Noël Riley Fitch

Fitch was born in 1937 in New Haven, Connecticut, to New England parents (John E. Riley and Dorcas Tarr) and raised with two younger sisters in the Snake River Valley in Idaho.

Since then, every book Fitch has written has some connection with Paris and the artists who lived and worked there, including her biographies of Beach, Nin, and Child.

In June 2011, Noel Riley Fitch was awarded the prestigious Prix de la Tour Montparnasse literary award in France for her book Sylvia Beach: Une américaine à Paris (Perrin Publishers 2011), the French translation by Elizabeth Danger of Noel's widely acclaimed 1983 book Sylvia Beach and the Lost Generation.

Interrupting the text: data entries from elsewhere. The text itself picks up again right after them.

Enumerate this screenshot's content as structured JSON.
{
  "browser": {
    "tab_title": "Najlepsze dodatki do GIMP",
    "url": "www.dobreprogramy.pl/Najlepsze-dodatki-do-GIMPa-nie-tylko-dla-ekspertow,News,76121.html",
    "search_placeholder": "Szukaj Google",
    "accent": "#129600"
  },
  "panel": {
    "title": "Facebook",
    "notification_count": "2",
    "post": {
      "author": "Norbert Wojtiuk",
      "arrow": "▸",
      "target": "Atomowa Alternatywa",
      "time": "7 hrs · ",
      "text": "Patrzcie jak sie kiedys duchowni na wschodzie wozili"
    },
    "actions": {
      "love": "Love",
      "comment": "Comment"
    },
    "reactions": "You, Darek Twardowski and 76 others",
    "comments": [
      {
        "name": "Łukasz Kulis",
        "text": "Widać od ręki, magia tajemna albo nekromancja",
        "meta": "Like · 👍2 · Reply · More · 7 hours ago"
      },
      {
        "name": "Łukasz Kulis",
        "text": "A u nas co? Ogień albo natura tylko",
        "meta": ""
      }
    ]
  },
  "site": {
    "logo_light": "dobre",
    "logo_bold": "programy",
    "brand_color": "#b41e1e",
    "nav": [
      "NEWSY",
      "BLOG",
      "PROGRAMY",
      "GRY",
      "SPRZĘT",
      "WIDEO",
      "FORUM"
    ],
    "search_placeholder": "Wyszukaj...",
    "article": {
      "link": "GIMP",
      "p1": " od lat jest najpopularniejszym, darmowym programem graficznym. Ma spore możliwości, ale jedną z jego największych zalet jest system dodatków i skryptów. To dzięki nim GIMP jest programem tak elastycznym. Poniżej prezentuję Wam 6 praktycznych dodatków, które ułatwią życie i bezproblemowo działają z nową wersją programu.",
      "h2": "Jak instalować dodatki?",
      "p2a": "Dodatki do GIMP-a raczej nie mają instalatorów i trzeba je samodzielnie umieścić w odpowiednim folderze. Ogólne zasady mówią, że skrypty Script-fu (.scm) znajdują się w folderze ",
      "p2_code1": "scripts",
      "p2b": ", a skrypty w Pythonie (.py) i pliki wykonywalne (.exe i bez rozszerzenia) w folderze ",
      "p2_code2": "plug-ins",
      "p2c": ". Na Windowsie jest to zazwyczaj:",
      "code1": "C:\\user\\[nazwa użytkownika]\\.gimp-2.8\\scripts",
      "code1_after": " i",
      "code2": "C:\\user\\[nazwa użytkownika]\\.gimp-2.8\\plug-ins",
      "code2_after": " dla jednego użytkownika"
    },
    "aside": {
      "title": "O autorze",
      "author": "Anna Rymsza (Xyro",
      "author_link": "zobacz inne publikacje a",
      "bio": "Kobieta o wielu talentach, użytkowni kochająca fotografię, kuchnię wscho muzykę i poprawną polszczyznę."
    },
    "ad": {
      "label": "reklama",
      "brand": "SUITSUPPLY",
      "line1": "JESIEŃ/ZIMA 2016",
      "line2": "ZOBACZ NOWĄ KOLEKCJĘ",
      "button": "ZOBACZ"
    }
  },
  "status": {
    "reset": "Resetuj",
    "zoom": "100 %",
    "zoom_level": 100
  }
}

Fitch appears in several documentary films, including Portrait of a Bookstore as an Old Man, Berenice Abbott: A View of the Twentieth Century (1992), Paris: The Luminous Years (PBS 2010) and the A&E Biography of Julia Child, first shown October 14, 1997 and based on her book, Appetite for Life.

She is presently writing the story of the Irish woman Louison O'Morphi (Marie Louise O'Murphy) mistress of Louis XV of France, model for Rococo painter François Boucher, and subject of a chapter in Giacomo Casanova's memoirs.